"MapReduce is Good Enough" by Twitter scientist

rm999 · on Sept 14, 2012

I don't quite understand the gradient descent section. How do you parallelize stochastic gradient descent? Each iteration changes theta, so any parallel computations will be computing the wrong gradient. His citation for that section doesn't seem to address this, but I only skimmed that paper so I could be wrong.

bravura · on Sept 14, 2012

You are correct that each iteration changes theta. You are also correct that parallel computations will be computing the wrong gradient.

However, this is not bad.

Stochastic gradient descent (non-parallel, simply sequential) also computes the "wrong" gradient. If you compute the gradient over the entire example set, you get the "true" gradient.

Nonetheless, SGD (stochastic gradient descent) converges faster than batch gradient descent, because the cost of each update is cheaper (one example vs. all example gradient computation). More importantly, doing a stochastic gradient descent sometimes leads to finding better local optimum. Batch tends to get you into easy-to-find local optimum, and you have no stochasticity that temporarily pops you out of a local minimum and allows you to find a better one. (See Lecun paper from 97 or 98, "Efficient Backprop".)

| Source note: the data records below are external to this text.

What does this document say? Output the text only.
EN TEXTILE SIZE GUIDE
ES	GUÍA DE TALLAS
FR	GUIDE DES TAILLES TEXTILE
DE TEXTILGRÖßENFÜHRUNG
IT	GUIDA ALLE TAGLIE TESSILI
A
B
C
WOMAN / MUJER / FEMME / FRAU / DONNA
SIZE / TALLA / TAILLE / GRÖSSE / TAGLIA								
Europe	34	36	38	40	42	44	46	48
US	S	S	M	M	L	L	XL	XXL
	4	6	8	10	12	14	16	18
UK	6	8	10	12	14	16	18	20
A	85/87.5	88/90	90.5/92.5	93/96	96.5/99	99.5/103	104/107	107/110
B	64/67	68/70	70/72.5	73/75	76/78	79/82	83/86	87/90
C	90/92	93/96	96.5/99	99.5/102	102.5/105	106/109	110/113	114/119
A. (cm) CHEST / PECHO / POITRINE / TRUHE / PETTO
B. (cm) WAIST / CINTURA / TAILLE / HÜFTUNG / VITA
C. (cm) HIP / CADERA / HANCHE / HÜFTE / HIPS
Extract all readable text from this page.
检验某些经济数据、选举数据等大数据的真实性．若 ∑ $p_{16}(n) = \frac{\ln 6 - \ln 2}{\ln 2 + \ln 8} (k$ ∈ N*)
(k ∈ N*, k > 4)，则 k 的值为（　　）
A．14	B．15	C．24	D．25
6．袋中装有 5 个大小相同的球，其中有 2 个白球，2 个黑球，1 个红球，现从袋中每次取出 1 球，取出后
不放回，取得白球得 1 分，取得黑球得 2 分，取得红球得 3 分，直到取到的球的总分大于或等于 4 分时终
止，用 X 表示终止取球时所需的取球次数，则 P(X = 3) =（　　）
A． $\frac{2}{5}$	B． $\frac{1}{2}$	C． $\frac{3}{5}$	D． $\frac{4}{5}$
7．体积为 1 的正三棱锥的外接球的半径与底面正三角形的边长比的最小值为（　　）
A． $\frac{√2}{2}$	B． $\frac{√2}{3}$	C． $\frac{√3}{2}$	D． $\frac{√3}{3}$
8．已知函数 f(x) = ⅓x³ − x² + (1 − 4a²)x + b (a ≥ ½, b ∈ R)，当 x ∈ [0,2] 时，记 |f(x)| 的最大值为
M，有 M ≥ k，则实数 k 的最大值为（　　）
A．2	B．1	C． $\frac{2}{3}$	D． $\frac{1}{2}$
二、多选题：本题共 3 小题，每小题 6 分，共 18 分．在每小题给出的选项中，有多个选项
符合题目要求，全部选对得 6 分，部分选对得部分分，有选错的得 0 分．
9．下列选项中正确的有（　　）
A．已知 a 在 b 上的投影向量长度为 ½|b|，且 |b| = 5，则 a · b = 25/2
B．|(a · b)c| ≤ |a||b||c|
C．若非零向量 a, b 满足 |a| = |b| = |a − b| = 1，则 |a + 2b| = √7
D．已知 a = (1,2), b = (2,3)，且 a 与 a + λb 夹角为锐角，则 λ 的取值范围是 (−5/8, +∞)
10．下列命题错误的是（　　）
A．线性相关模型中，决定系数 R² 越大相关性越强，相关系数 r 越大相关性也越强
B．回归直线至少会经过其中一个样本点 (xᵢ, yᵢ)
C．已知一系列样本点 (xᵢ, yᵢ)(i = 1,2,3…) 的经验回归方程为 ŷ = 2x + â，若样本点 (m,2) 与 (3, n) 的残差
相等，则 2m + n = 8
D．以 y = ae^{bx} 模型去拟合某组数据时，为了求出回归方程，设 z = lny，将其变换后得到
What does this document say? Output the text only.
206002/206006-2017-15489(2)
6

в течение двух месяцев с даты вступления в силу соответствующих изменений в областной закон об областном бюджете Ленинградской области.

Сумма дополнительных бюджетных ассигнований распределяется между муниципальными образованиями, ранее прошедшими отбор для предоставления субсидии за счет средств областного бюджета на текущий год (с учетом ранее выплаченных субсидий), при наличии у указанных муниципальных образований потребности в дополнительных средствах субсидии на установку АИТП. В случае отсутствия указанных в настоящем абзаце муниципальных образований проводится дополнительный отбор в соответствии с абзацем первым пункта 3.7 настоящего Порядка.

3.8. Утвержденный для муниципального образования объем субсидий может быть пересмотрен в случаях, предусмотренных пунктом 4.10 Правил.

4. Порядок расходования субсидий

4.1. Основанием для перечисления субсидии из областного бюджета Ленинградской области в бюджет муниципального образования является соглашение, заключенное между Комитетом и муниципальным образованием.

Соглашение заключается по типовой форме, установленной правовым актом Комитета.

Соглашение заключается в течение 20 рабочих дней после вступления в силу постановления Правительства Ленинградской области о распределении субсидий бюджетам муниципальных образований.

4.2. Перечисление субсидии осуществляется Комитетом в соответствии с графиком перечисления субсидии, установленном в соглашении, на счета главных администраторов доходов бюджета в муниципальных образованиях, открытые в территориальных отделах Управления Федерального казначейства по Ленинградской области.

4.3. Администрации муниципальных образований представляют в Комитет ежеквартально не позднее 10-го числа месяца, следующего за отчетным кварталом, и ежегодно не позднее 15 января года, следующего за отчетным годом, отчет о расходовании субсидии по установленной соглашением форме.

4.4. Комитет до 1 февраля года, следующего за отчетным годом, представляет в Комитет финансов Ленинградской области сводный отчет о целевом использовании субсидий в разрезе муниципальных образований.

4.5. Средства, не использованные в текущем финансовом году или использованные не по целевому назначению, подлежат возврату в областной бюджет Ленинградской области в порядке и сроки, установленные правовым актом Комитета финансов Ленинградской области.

[edit: I initially wrote the following: "So computing a stochastic gradient over each example in parallel, and them aggregating them, isn't necessarily a bad idea. It's particularly a good idea when you are operating over zipf-ian sparse distributions, like natural language inputs, where many words will be quite rare and infrequently updated in a sequential SGD approach."

Jimmy Lin presents that approach, but points out that the aggregator step is a bottleneck. So, as pointed out by iskander's child comment, each mapper trains SGD on a subset of the examples, and the trained models are aggregated into an ensemble. Thank you for the correction. The point stands that stochastic updates can give superior generalization accuracy to batch updates.]

iskander · on Sept 14, 2012

>So computing a stochastic gradient over each example in parallel, and them aggregating them, isn't necessarily a bad idea.

Wait a minute, I don't think that's what the paper is suggesting. The communication costs of aggregating every micro-step of SGD would be extreme. I think Jimmy Lin is saying you should partition the data, train one model per partition using SGD, and then combine the models in an ensemble.

rm999 · on Sept 14, 2012

I still don't get how it's parallelized, what's the reduce step? Is it averaging all the gradients from the maps? If so, that seems like what you were originally saying from your edit (and sounds like the functional equivalent of batch gradient descent).

iskander · on Sept 14, 2012

He doesn't! Each mapper trains a model using stochastic gradient descent on a subset of the data and they are then combined into an ensemble.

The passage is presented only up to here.